The Problem With Making Things Canon Retroactively

by Emma Oulton
Rob Stothard/Getty Images Entertainment/Getty Images

This year, Harry Potter fans learned the true meaning of the phrase "Be careful what you wish for." We've been clamoring for new Harry Potter details for years — and in 2016, we finally got them. Like, a ton of them. Now we know what school American wizards would go to; we know what Hogwarts house Albus Severus was in; we even know Hermione Granger's future job (and we love it). It's been amazing getting another glimpse into the lives of our favorite characters — but at times, dare I say it, it's also been a little ... disappointing.

Like that time we found out that Ron and Hermione only fell in love because of his jealousy over her taking Victor Krum to the Yule Ball. Or, um, that time we learned that Voldemort and Bellatrix Lestrange were doin' it this whole time. Yeah, that was a little weird.

All the new stories we've learned in 2016, from Cursed Child to Fantastic Beasts, have been J.K. Rowling-approved — which means they officially fit into the Harry Potter canon that we've all got memorized. But here's the problem: they don't all fit into the headcanons that true fans have been building over the last few years.

Almost 10 years ago, J.K. Rowling wrapped up her beloved series with the words "All was well," leaving her devoted Potterheads to imagine our own happy endings for the characters we so loved. We certainly didn't imagine Ron and Hermione keeping secrets from each other (even if it is only about eating toffee), or Harry struggling to form a healthy relationship with his son. And we definitely didn't imagine a whole new Hogwarts generation without an LGBTQIA+ student in sight.

Here's the problem: while we all obviously bow to the altar of Queen J.K. Rowling, who created the best magical universe of all time, her insistence on contradicting fan theories is rather stifling our own magical experience. And some of the new information she's retroactively added to the canon is downright problematic.

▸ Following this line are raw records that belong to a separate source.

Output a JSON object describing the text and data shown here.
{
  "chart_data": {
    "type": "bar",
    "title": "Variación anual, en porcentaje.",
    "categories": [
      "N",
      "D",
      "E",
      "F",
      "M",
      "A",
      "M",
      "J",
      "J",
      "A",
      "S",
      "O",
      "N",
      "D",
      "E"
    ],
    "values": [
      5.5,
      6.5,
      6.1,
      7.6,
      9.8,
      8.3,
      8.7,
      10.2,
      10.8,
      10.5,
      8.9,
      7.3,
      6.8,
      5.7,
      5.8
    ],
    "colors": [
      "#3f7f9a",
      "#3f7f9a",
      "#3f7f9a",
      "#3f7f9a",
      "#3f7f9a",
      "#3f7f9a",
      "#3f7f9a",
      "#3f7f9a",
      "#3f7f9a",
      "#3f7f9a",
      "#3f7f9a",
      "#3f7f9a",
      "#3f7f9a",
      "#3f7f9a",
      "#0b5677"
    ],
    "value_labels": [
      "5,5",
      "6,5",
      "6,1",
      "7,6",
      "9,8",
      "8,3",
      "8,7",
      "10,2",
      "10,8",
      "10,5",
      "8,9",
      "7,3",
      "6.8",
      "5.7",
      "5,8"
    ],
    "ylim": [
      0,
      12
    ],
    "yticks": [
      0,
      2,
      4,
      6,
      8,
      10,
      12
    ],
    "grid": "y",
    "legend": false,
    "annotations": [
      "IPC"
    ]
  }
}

Famously, Rowling declared that she had always intended Albus Dumbledore to be gay — but only after the series had safely wrapped up. For LGBTQIA+ fans of the books, this was in some ways a hugely exciting revelation — but at the same time, it was a bit of a slap in the face. If Dumbledore was always supposed to be gay, then why didn't J.K. Rowling write him that way? Instead of a well-written gay icon, Dumbledore became a stereotype: the elderly gay man whose sexuality was repressed, and who ultimately died alone. Nothing for homophobic parents to get upset about — but nothing to inspire LGBTQIA+ readers either.

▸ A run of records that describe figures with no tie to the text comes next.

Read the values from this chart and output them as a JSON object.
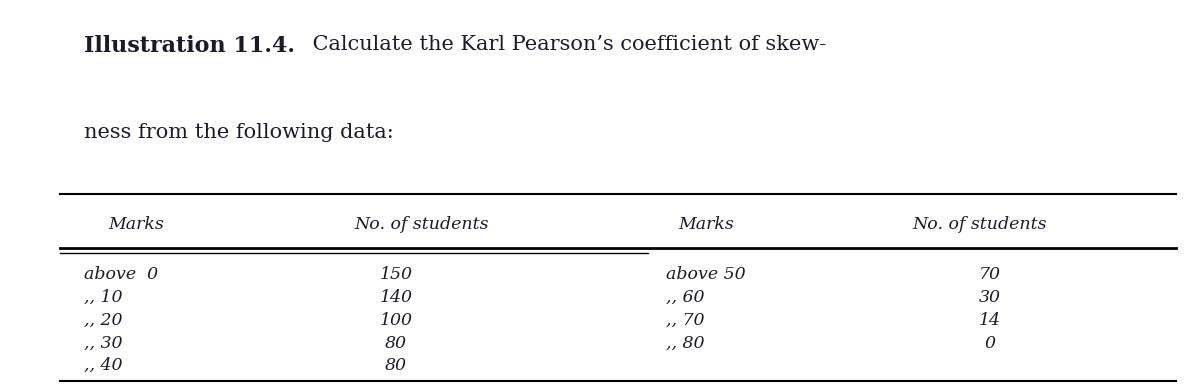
{
  "title_bold": "Illustration 11.4.",
  "title_rest": " Calculate the Karl Pearson’s coefficient of skew-",
  "title_line2": "ness from the following data:",
  "col_headers": [
    "Marks",
    "No. of students",
    "Marks",
    "No. of students"
  ],
  "left_marks_labels": [
    "above  0",
    ",, 10",
    ",, 20",
    ",, 30",
    ",, 40"
  ],
  "left_students": [
    "150",
    "140",
    "100",
    "80",
    "80"
  ],
  "right_marks_labels": [
    "above 50",
    ",, 60",
    ",, 70",
    ",, 80"
  ],
  "right_students": [
    "70",
    "30",
    "14",
    "0"
  ],
  "bg_color": "#ffffff",
  "text_color": "#1a1a2e"
}
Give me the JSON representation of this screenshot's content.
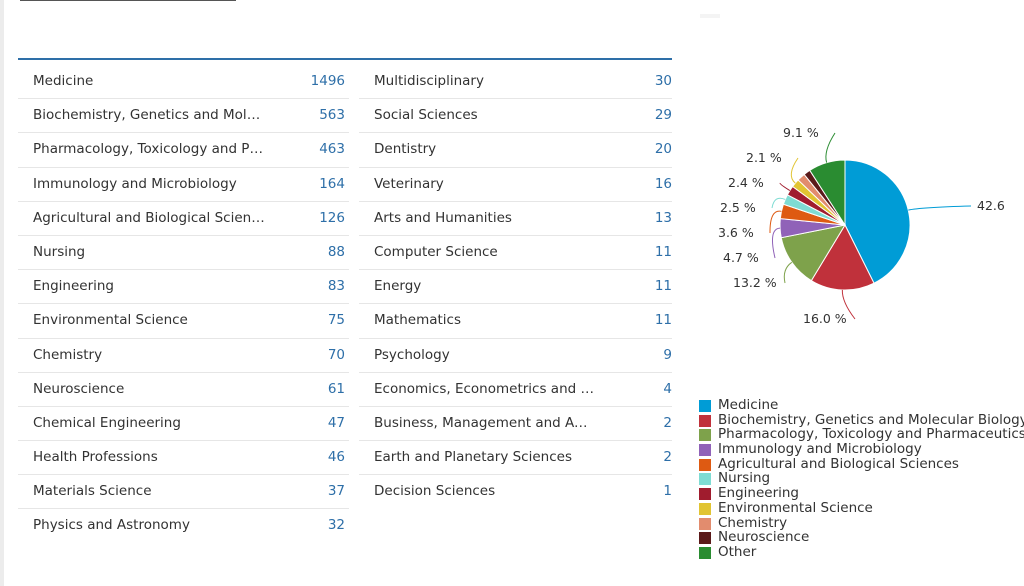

And then there was the time J.K. stuck up for the casting of a Black Hermione (great!) by claiming that Hermione had never been white in the first place (less great). Yes, there has always been a racial dimension to the struggle between Purebloods and Mudbloods — but if Hermione was really supposed to be Black, the descriptions of her become worryingly racist. Initially, Hermione is described as having frizzy hair and cartoonishly large front teeth — characteristics which Jerry Stratton from Mimsy Were The Borogroves says read like "stereotypical descriptions straight out of early comic strips." It gets worse: in order to become beautiful in Goblet of Fire, Hermione uses magic to shrink her teeth and straighten her hair. In other words, as Stratton explains, "if Rowling always meant Hermione to include the possibility of blackness, then the book also makes clear that jettisoning her blackness made Hermione beautiful." Eesh.

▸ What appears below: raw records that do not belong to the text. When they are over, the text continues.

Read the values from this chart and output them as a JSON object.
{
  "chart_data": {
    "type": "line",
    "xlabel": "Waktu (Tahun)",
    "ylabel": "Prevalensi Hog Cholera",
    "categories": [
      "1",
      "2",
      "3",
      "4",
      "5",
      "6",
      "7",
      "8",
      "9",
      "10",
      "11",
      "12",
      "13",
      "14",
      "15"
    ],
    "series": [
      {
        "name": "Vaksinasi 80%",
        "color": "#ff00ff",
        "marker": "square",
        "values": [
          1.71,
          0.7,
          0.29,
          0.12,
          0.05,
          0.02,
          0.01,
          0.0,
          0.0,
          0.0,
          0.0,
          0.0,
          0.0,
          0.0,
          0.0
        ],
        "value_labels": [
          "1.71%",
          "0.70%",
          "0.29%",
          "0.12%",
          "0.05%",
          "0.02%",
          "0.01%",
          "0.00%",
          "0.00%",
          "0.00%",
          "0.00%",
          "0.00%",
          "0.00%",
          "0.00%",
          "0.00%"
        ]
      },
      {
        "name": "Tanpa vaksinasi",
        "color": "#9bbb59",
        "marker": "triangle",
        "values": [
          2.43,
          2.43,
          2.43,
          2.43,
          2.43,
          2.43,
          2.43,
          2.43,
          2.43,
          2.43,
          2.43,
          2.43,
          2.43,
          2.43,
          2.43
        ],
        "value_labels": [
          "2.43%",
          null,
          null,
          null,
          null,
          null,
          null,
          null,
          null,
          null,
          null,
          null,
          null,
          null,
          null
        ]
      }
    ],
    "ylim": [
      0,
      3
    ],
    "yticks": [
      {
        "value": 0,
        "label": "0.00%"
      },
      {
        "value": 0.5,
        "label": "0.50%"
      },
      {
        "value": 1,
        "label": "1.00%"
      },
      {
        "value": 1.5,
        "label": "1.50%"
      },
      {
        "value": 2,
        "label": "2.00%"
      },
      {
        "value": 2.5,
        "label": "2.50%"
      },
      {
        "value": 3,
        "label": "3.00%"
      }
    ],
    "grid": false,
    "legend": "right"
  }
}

Of course, having a Black character or an LGBTQIA+ character or any other under-represented character in the Harry Potter universe would have been wonderful. But Black readers and LGBTQIA+ readers deserved to see themselves reflected back in the pages — not just added on as an afterthought. Dumbledore should have had a positive, three-dimensional love story, rather than just a subtle hint of a tortured and ultimately doomed love affair with Grindelwald. And it would have been great to see a Black Hermione who embraced those physical attributes that are often condemned by the beauty industry.

J.K. Rowling has since claimed that she imagined students of almost every belief system at Hogwarts — but these characters were never central to the Harry Potter story, and their culture was never acknowledged at Hogwarts. If Hogwarts celebrates Christmas, why not Hanukkah?

The truth is: Harry Potter was set in a straight, white world. J.K. Rowling has since proved herself to be a big promoter of diversity and tolerance, but by retroactively adding diversity to the Harry Potter canon, she's undermining her own message. Instead of reassuring us that people of color were present at Hogwarts behind the scenes, I'd like to see Rowling acknowledge that Hogwarts in the '90s was pretty whitewashed — and that she can do better.